Female Faith in The Color Purple

The Color Purple tells the story of women in rural Georgia through the letters of the main character, Celie. Like with Huck Finn, the colloquial language in The Color Purple draws us into the story and gives the narrator more credence. This is amplified by the fact that the story is constructed of letters between Celie and God, lending a sense of intimacy and a feeling that the reader is getting direct access to Celie’s thoughts. This closeness to Celie makes her account of the abuse and trials she suffers all the more difficult to read. However, Celie’s relationship God helps her through these situations. Despite being repeatedly beaten and belittled throughout her life, Celie’s concept of God does not stay stagnant. While her first letters show God as a cold, male authority figure to whom she simply relates her struggle but who might not even be listening, by the end of the novel Celie sees God more as a nebulous, genderless being who takes pleasure in all of It’s creation. Nettie’s concept of God undergoes a similar change through her experiences in Africa. Celie arrives at this conclusion through her experiences and the help of Shug. This change in her idea of God represents Celie’s changing identity from a scared young girl to a confident woman in charge of her own life.

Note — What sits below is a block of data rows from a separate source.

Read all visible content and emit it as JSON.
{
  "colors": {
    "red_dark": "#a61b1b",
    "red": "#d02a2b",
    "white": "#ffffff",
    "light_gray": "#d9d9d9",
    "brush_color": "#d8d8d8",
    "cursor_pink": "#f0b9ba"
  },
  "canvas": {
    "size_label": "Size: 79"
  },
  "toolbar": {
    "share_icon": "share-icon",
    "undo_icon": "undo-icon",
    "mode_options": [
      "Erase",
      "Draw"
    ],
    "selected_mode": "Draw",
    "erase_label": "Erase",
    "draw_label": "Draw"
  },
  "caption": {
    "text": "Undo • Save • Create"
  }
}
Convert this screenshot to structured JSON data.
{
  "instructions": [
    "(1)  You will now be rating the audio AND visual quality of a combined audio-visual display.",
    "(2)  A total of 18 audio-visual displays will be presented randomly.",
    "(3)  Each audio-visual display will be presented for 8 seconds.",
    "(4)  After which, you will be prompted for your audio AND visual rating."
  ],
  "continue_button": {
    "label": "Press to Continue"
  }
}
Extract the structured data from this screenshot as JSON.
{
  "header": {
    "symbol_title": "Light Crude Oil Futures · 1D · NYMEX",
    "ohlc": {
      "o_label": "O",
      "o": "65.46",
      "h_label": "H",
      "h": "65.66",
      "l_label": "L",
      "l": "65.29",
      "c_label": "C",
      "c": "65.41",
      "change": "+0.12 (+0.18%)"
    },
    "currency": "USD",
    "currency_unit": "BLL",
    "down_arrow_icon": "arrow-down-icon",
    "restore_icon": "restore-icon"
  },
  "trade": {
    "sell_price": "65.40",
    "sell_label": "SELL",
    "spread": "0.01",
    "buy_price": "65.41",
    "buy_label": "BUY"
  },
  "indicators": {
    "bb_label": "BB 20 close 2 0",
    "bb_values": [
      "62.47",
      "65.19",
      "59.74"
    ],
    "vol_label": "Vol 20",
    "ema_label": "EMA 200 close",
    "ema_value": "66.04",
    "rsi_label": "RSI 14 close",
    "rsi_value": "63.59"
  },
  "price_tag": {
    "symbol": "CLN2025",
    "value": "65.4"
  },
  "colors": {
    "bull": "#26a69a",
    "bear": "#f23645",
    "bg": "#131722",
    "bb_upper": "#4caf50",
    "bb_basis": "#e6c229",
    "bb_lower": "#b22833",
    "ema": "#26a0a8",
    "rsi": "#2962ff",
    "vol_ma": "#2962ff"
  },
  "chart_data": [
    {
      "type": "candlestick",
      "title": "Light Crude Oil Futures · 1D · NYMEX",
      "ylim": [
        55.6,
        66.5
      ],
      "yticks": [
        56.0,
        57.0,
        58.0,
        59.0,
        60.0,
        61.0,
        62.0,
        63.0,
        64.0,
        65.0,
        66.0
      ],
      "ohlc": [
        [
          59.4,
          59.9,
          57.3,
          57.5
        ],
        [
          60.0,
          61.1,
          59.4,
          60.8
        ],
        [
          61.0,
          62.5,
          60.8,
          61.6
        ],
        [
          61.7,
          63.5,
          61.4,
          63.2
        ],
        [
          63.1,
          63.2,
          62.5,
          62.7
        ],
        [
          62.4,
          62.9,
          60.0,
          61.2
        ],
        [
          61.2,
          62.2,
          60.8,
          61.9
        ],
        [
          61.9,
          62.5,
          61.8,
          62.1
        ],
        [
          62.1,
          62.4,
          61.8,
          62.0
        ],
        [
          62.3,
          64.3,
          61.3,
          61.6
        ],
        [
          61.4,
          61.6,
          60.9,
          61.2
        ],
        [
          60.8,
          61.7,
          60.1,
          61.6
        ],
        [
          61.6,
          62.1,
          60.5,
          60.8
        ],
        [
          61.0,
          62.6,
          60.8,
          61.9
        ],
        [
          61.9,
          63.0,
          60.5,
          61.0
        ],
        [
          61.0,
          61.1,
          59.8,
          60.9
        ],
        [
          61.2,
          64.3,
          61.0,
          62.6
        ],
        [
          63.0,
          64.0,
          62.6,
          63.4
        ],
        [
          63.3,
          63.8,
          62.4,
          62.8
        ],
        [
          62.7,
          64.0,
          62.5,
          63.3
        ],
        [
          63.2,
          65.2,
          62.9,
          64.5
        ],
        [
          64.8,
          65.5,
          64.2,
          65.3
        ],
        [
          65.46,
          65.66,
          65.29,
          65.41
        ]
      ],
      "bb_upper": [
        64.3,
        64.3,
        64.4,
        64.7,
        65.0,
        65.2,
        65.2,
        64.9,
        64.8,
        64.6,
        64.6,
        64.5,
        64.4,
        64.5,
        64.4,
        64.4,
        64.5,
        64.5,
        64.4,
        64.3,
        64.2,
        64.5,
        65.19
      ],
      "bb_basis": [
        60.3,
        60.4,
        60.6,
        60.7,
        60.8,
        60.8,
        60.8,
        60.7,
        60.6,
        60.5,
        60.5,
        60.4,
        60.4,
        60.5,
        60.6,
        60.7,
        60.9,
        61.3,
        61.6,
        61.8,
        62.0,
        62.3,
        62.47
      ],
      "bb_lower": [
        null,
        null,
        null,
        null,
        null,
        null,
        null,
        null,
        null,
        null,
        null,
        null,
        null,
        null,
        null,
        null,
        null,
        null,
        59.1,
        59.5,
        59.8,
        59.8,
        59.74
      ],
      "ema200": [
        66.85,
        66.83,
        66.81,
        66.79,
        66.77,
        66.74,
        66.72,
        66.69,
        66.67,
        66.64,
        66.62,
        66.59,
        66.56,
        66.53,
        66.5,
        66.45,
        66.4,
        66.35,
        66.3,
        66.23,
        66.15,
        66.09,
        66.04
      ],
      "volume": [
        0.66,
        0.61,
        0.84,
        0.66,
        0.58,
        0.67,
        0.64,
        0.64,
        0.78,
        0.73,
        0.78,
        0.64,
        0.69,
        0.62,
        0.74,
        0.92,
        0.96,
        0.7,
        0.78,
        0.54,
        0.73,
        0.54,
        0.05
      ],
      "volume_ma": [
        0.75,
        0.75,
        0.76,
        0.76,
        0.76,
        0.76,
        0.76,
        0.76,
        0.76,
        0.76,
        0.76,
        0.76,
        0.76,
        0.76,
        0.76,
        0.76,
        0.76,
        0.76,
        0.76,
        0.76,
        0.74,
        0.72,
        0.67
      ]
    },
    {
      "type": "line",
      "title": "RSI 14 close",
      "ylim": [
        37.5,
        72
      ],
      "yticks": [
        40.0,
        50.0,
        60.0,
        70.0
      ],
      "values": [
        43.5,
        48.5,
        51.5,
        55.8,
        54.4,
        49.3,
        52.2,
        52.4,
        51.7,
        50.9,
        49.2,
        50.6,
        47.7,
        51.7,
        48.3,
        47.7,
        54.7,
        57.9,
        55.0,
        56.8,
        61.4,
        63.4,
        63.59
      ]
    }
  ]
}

When asked to explain her pregnancies, Celie says the children are God’s, despite the fact that they are the product of her stepfather’s rape. This shows a kind of confusion between two strong male authority figures in her life. However, unlike her aggressive and abusive stepfather, Celie feels that she can confide in God, shown by her addressing the letters in the beginning of the novel to God. Despite this, God still silences her, as shown by her conversation with Sofia in which she says that she couldn’t be mad at her parents because “Bible say, Honor father and mother no matter what” (42). She resigns to her abuse with the belief that heaven will be better.

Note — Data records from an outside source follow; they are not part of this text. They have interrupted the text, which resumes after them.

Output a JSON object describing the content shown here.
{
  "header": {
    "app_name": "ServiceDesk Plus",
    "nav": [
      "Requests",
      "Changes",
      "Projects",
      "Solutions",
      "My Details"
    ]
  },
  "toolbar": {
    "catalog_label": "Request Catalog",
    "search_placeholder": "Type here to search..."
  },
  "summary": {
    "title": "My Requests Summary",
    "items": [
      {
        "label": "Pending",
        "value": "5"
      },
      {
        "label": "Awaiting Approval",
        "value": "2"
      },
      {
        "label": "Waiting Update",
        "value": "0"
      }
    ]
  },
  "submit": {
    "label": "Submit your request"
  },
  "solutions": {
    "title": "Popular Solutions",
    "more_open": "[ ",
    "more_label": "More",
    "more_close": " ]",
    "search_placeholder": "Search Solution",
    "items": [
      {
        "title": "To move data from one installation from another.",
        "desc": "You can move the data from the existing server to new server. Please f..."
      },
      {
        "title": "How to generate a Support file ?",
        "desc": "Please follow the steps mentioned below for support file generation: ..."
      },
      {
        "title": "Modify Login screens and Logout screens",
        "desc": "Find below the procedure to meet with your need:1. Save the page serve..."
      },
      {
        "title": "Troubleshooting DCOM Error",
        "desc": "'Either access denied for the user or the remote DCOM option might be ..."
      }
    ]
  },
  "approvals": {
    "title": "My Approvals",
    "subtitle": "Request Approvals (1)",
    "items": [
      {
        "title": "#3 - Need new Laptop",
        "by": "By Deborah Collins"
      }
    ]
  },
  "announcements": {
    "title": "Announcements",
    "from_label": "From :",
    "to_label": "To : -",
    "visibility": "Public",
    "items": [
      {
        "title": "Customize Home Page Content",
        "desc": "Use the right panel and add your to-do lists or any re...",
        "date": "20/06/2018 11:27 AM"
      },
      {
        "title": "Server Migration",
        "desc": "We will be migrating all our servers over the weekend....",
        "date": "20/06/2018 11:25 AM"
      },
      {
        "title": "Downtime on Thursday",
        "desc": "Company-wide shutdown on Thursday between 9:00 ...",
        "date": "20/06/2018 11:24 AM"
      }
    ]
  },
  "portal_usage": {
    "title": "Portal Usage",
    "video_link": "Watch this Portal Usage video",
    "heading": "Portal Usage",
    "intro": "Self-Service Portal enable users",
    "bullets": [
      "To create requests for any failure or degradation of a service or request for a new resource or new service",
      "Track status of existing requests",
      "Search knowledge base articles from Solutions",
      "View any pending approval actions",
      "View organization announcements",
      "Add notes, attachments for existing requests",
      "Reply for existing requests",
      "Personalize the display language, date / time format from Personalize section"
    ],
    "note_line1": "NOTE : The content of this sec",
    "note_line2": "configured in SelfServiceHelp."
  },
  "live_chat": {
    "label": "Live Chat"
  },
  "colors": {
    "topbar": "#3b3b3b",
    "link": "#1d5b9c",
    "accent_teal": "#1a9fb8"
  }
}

Nettie’s relationship with God grows much more quickly than Celie’s because of her missionary work in Africa. Before even leaving, she believes that God helped her escape from Mr. _____, and directly afterwards she meets the Reverend (126). Her trip to Africa with Corrine and Samuel increases her self-awareness greatly, and she realizes that Christianity isn’t as whitewashed as she originally believed (134). Towards the end of her journey in Africa, Nettie says, “God is different to us now, after all these years in Africa. More spirit than ever before, and more internal. Most people think he have to look like something or someone […] but we don’t” (257). Her experiences with the Olinka’s religion and her relationship with Samuel have distanced her from her original idea of a white, bearded God and lead her to believe in one that is much more inclusive.

Celie eventually comes to the same conclusion, but it is not without Shug’s help. When Celie says she will write to Nettie instead of God, Shug scolds her. Celie explains herself, saying, “the God I been praying and writing to is a man. And act just like all the other mens I know. Trifling, forgitful and lowdown” (192). Celie believes that God doesn’t listen to poor colored women. While before she only cared about what God thought of her, she now thinks that he is deaf to her struggles. Celie rejects men, something that she would never have been able to do when she was younger. Shug argues that God is present and listening, saying, “God is inside you and inside everybody else. You come into the world with God. But only them that search for it inside find it,” and, “I believe God is everything […] Everything that is or ever will be. And when you can feel that, and be happy to feel that, you’ve found It” (195). Shug de-genders God, explaining that men are so present and powerful in their lives that “soon as you think he everywhere, you think he God” (197). Shug rejects the accepted idea of God, preferring to believe in one that is always present, listening, and caring. It is clear that Shug’s concept of God has profoundly affected Celie. When she’s finally reunited with Nettie, Celie writes to God, but it is a very different God from her first letter. This God is “everything,” and It has at last brought Nettie home (242).